Rente mit Dividende – Eine lohnenswerte Idee?

Die Rente wird immer weniger, zumindest die gesetzliche Rente.

Schon ab dem Jahr 1980 begann die Talfahrt von zunächst 57,6 % des Netto-Einkommens auf 48,2 % vor Steuern im Jahr 2017.

Das ist aber nicht das Ende der Fahnenstange. In der Politik wird für die Zukunft das Rentenniveau bis zum Jahr 2030 bei nur noch 43 % gesehen, zumindest innerhalb der Unionsparteien.

Dabei soll der Rentenbeitrag der Arbeitnehmer von aktuell 18,7 % auf 22 % ansteigen.

In Summe bedeutet dies: Es muss immer mehr eingezahlt werden, um dafür im Rentenalter immer weniger zu bekommen.

Es lohnt sich also, über eine Rente mit Dividende nachzudenken.

Das bedeutet nichts anderes, als die Geldanlage in Aktien oder Aktienfonds.

Immerhin können Aktien einen unschlagbaren Beweis erbringen, dass sich ein Investment rechtfertigt.

Das sind die verschiedenen Aktienindizes der großen Börsen.

Über die Jahrzehnte hinweg zeigen praktisch alle einen sehr positiven Kursverlauf.

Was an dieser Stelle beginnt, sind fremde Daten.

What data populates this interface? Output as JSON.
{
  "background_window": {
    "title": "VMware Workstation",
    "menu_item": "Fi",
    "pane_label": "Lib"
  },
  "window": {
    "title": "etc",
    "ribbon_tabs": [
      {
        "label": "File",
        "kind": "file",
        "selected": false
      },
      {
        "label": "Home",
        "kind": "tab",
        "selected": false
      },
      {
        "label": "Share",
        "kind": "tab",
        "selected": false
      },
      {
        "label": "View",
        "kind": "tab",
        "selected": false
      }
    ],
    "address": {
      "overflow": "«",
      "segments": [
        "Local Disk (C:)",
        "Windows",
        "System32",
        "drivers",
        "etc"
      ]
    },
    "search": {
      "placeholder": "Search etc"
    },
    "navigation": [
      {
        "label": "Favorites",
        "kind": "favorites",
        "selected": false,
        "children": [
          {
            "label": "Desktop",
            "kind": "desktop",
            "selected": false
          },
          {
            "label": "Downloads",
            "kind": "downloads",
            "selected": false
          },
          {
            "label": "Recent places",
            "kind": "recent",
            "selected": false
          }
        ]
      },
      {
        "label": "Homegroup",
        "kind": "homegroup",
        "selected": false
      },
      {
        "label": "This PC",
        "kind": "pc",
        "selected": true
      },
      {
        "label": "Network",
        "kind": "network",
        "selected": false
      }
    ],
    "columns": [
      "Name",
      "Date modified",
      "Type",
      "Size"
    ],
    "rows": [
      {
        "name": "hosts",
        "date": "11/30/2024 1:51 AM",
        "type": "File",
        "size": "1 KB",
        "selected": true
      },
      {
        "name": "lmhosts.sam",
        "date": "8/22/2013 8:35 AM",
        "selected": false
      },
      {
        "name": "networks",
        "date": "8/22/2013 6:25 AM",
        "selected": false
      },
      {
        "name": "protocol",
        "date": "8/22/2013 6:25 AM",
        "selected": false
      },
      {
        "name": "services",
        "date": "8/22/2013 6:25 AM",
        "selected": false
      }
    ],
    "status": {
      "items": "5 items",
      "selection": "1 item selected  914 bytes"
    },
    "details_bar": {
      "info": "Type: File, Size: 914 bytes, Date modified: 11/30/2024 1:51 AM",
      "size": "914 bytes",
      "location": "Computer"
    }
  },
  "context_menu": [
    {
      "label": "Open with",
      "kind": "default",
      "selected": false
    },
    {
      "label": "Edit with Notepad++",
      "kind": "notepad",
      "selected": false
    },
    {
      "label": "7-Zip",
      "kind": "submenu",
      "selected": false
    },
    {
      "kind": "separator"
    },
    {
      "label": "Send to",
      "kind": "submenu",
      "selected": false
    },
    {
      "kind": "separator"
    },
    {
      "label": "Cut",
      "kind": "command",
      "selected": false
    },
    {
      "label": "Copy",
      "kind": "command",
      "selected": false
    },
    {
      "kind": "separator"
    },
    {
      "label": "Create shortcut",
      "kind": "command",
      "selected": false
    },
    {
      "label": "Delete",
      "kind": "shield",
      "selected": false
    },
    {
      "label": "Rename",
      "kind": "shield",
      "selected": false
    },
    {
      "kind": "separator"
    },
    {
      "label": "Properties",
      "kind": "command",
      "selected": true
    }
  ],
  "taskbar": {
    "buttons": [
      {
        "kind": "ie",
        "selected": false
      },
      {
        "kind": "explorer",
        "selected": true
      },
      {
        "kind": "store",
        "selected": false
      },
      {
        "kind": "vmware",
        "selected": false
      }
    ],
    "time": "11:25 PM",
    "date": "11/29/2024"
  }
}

Zu verdanken ist dies Unternehmen, die durch Innovation, aber auch durch kaufmännisch kluges Handeln, den Wert ihrer Anteile steigern konnten.

Davon kann jeder profitieren, heute mehr denn je. Was nun zum Beispiel dividendenstarke Aktien bringen und wie sich eine solche Anlage für die Rente auszahlt, erfährst Du hier.

Rente mit Dividende absichern

Rente mit Dividende absichern

Hast Du Angst vor Aktien?

Nichts verbreitet sich schneller als schlechte Nachrichten.

Wenn etwa ein Flugzeug verunglückt und dabei tragischerweise Hunderte Menschen sterben, ist dies ein mediales Großereignis.

Im Verhältnis jedoch zu anderen Verkehrsmitteln ist das Innere eines Passagierflugzeugs der sicherste Ort auf der Welt.

So zeigt die deutsche Verkehrsstatistik für die 5 Jahre von 2005 bis 2009 nur einen einzigen im Flugverkehr getöteten Passagier. 

Gleichzeitig starben in Pkws auf unseren Straßen 12.619 Menschen, eine ganze Kleinstadt.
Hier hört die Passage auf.